よくできた植物画をみると植物の特徴や構造がよくわかります。実物や写真とともに植物画もみるとよいです。
企画展「フローラヤポニカ - 日本人が描いた日本の植物 -」 が国立科学博物館で開催されています(注)。

世界でもっとも著名な植物園であり世界遺産にも登録されている英国キュー王立植物園で、2016年9月から2017年3月にかけて「日本人画家が描いた植物画展」が開催されました。これを記念してこのなかから、えりすぐりの植物画を紹介・展示しています。

日本列島には約6700種の陸上植物が自生しており、そのうち約1800種が日本だけに生育している日本固有の植物です。本展をみれば、このゆたかな植物多様性がよくわかります。 

また『カーティスのボタニカルマガジン』という、1787年に英国で創刊され、230年をへた今日でも刊行されつづけている植物学の専門誌のなかから、何枚かの原画が、キュー王立植物園以外でははじめて公開されています。


四季をいろどる植物
 キリ、イロハモミジ、ヤブツバキ、ウンシュウミカンなど
日本の固有種
 ハマギク、ホオノキ、シラネアオイ、コウヤマキなど
絶滅危惧種
 ヤマシャクヤク、ホソバシャクナゲ、サンショウバラ、エゾウスユキソウなど
東日本大震災
 「奇跡の一本松」(アイグロマツ)


それぞれの植物画は、それぞれの植物の特徴をよくとらえて、重要な部分を強調しているのでわかりやすく、植物の微細構造から全体構造までを理解することができます。

植物画のような写実絵画はまるで写真のようです。しかし写真とはちがいます。写実絵画は、ありのままに対象をえがいたものですが、実際には、本物以上に "本物的" なのです。ここがおもしろい! たとえば本物もうつくしいのですが、写実絵画ではさらにうつくしくなっています。それで「一目ぼれ」してしまう人がでてきます。

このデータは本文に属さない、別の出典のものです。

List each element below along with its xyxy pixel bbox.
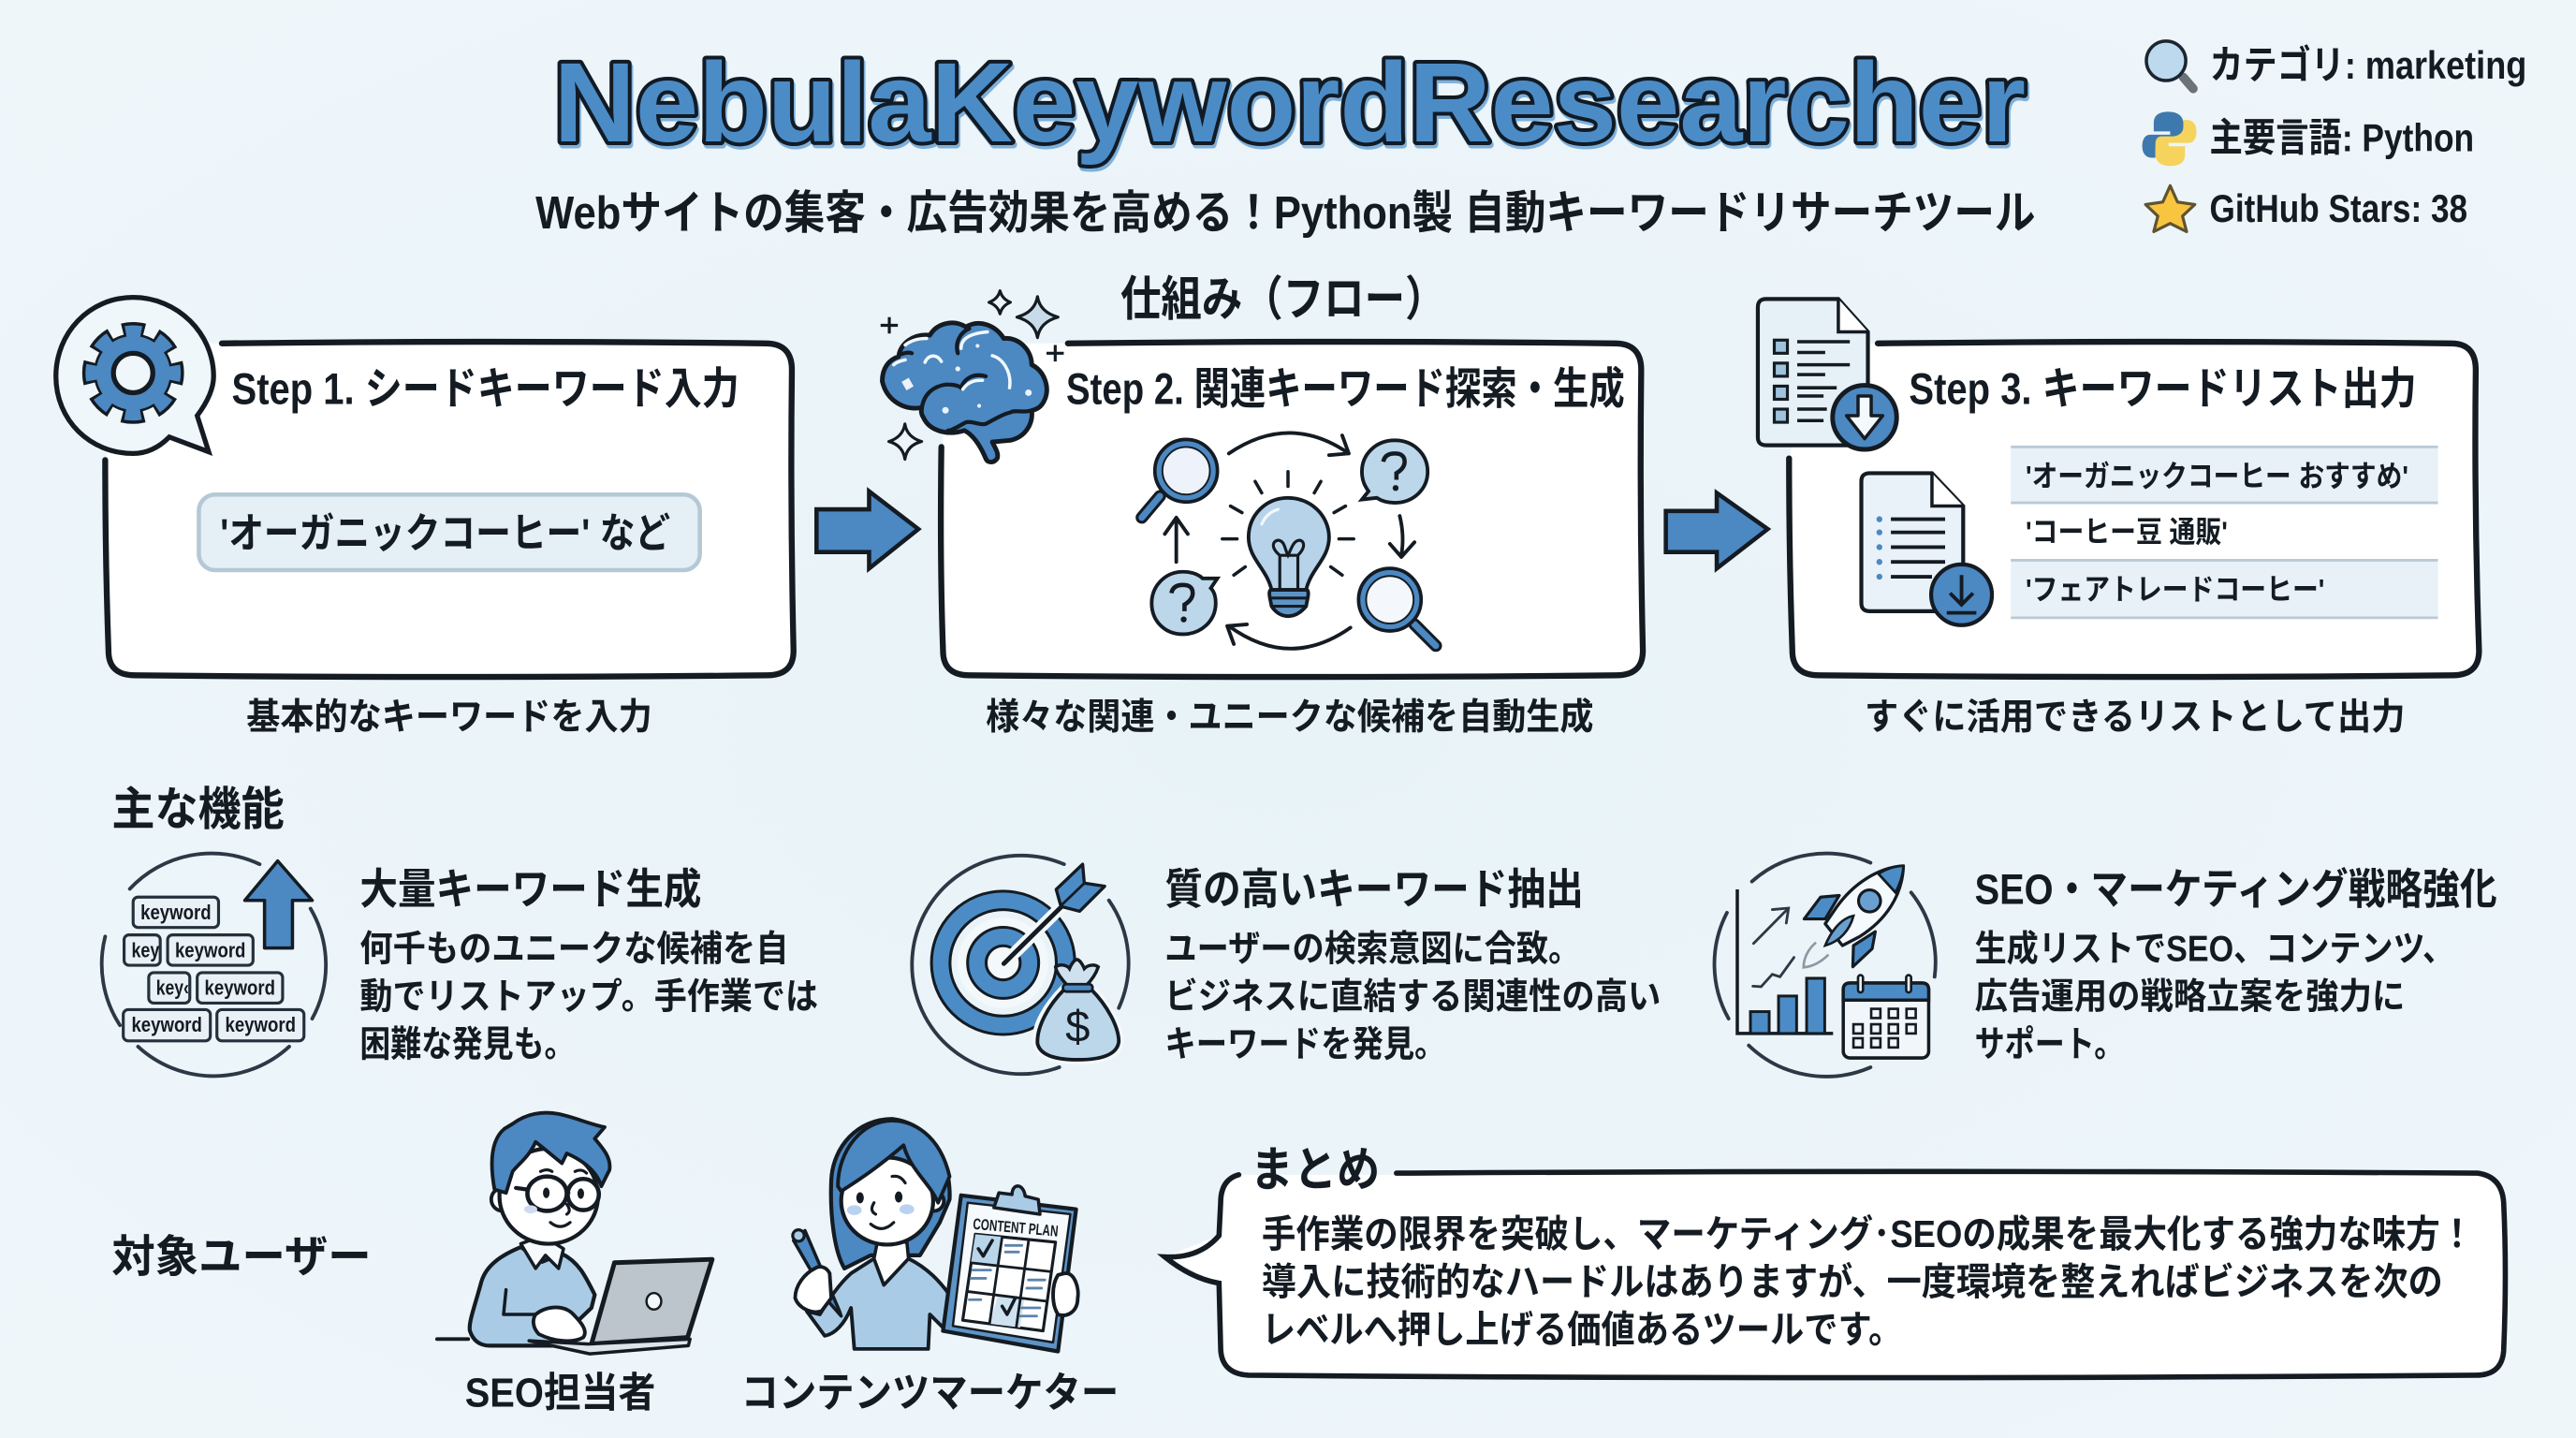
title: NebulaKeywordResearcher [554,38,2026,166]
feature text: ビジネスに直結する関連性の高い [1164,977,1661,1018]
summary heading: まとめ [1251,1143,1380,1196]
caption: step 3: すぐに活用できるリストとして出力 [1865,697,2405,738]
icon: brain [883,323,1046,462]
illustration: content marketer [793,1119,1078,1352]
diagram: keyword discovery loop [1142,433,1436,649]
icon: star [2145,185,2195,231]
arrow [1666,493,1767,568]
feature text: 何千ものユニークな候補を自 [359,930,788,970]
icon: question bottom [1151,572,1218,634]
feature text: キーワードを発見。 [1164,1024,1445,1064]
feature heading: 大量キーワード生成 [359,865,701,913]
feature text: サポート。 [1975,1024,2124,1064]
illustration: SEO person [437,1113,712,1354]
feature: bulk generation [102,854,818,1076]
feature text [1975,930,2454,1064]
caption: step 1: 基本的なキーワードを入力 [246,697,652,738]
subtitle: Webサイトの集客・広告効果を高める！Python製 自動キーワードリサーチツール [535,188,2036,239]
step 3 heading: Step 3. キーワードリスト出力 [1909,365,2417,415]
icon: python [2143,111,2197,166]
loop arrows [1164,433,1414,649]
icon: gear bubble [56,298,213,453]
flow heading: 仕組み（フロー） [1120,272,1445,326]
summary text: レベルへ押し上げる価値あるツールです。 [1262,1308,1902,1351]
step 2 heading: Step 2. 関連キーワード探索・生成 [1066,365,1625,415]
panel: step 2 [881,291,1643,677]
summary text: 手作業の限界を突破し、マーケティング･SEOの成果を最大化する強力な味方！ [1262,1212,2474,1255]
icon: keyword chips: keyword [205,976,275,1000]
icon: document with download [1758,299,1896,449]
feature text: 困難な発見も。 [359,1024,575,1064]
keyword list: 'オーガニックコーヒー おすすめ' [2026,459,2408,492]
icon: keyword chips: keyword [225,1013,296,1036]
illustration: content marketer: CONTENT PLAN [973,1215,1059,1240]
arrow [816,492,918,568]
feature text: 動でリストアップ。手作業では [359,977,818,1018]
icon: magnifier [2146,41,2193,89]
summary text [1262,1212,2474,1351]
feature: quality extraction [912,856,1661,1074]
label: content marketer: コンテンツマーケター [741,1370,1119,1416]
panel: step 1 [56,298,794,677]
meta info [2143,41,2526,231]
icon: rocket chart calendar [1715,854,1936,1077]
feature heading: SEO・マーケティング戦略強化 [1975,865,2497,913]
target users heading: 対象ユーザー [111,1232,372,1282]
feature text: 広告運用の戦略立案を強力に [1975,977,2405,1018]
icon: magnifier top [1142,443,1214,518]
icon: sparkles [881,291,1063,460]
icon: target and money bag: $ [1065,1003,1090,1052]
feature heading: 質の高いキーワード抽出 [1164,865,1584,913]
feature text: ユーザーの検索意図に合致。 [1164,930,1580,970]
caption: step 2: 様々な関連・ユニークな候補を自動生成 [986,697,1593,738]
panel: step 3 [1758,299,2479,677]
stars label: GitHub Stars: 38 [2210,186,2467,230]
language label: 主要言語: Python [2210,115,2474,159]
input example [198,494,700,570]
input example: 'オーガニックコーヒー' など [220,510,670,556]
feature text: 生成リストでSEO、コンテンツ、 [1975,930,2454,970]
keyword list: 'コーヒー豆 通販' [2026,515,2228,549]
feature: strategy [1715,854,2497,1077]
icon: keyword chips [102,854,326,1076]
summary text: 導入に技術的なハードルはありますが、一度環境を整えればビジネスを次の [1262,1260,2443,1303]
icon: magnifier bottom [1362,572,1436,646]
icon: list document [1862,473,1992,625]
keyword list: 'フェアトレードコーヒー' [2026,573,2324,607]
feature text [359,930,818,1064]
icon: keyword chips: keyword [131,1013,202,1036]
category label: カテゴリ: marketing [2210,43,2526,87]
label: SEO person: SEO担当者 [465,1370,655,1416]
icon: light bulb [1222,472,1354,616]
icon: keyword chips: keyword [175,938,245,961]
features heading: 主な機能 [111,785,285,835]
summary callout [1164,1143,2505,1378]
icon: keyword chips: key‹ [156,976,189,1000]
icon: target and money bag [912,856,1129,1074]
feature text [1164,930,1661,1064]
keyword list [2011,447,2438,618]
icon: keyword chips: keyword [140,901,212,924]
icon: keyword chips: key [131,938,160,961]
icon: question top [1362,440,1427,503]
step 1 heading: Step 1. シードキーワード入力 [232,365,739,415]
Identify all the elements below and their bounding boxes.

写実画家は対象をまず観察します(インプット)。すると情報が、画家の心のなかにはいってきて、心のなかをとおりぬけます。このときに取捨選択がおこります。そして画家は、そのとおりぬけてきたイメージをアウトプットします。みずからのプロセシングの結果をアウトプットしているのです。ただしあくまでも事実を反映しています。創作はありません。

このように写実絵画は、対象をそのままうつしとったものではなく、写真とはちがいます。しかしまるで写真のようなのです。奥ぶかい世界がひろがっています。




本展で紹介されているようなすぐれた植物画をみて、そして植物の写真あるいは実物をみると植物に関する認識が急激にふかまります。写真あるいは実物をみていたときにはわからなかったポイントがわかってきます。

おなじようなことは、動物でも民族でも乗り物でも、あらゆる対象についてなりたちます。このような観点から、よくできた図鑑はとても役立つといえます。

あるいは Google マップというアプリをつかったことがあるとおもいます。地図と航空写真を瞬時にきりかえてみられる便利なアプリです。地図は、道路や鉄道などの交通機関をやや強調していえがいています。航空写真をそのままえがいたのではありません。航空写真とともに地図をみるとポイントがよくわかります。地図と航空写真をくみあわせる効果はとても大きいです。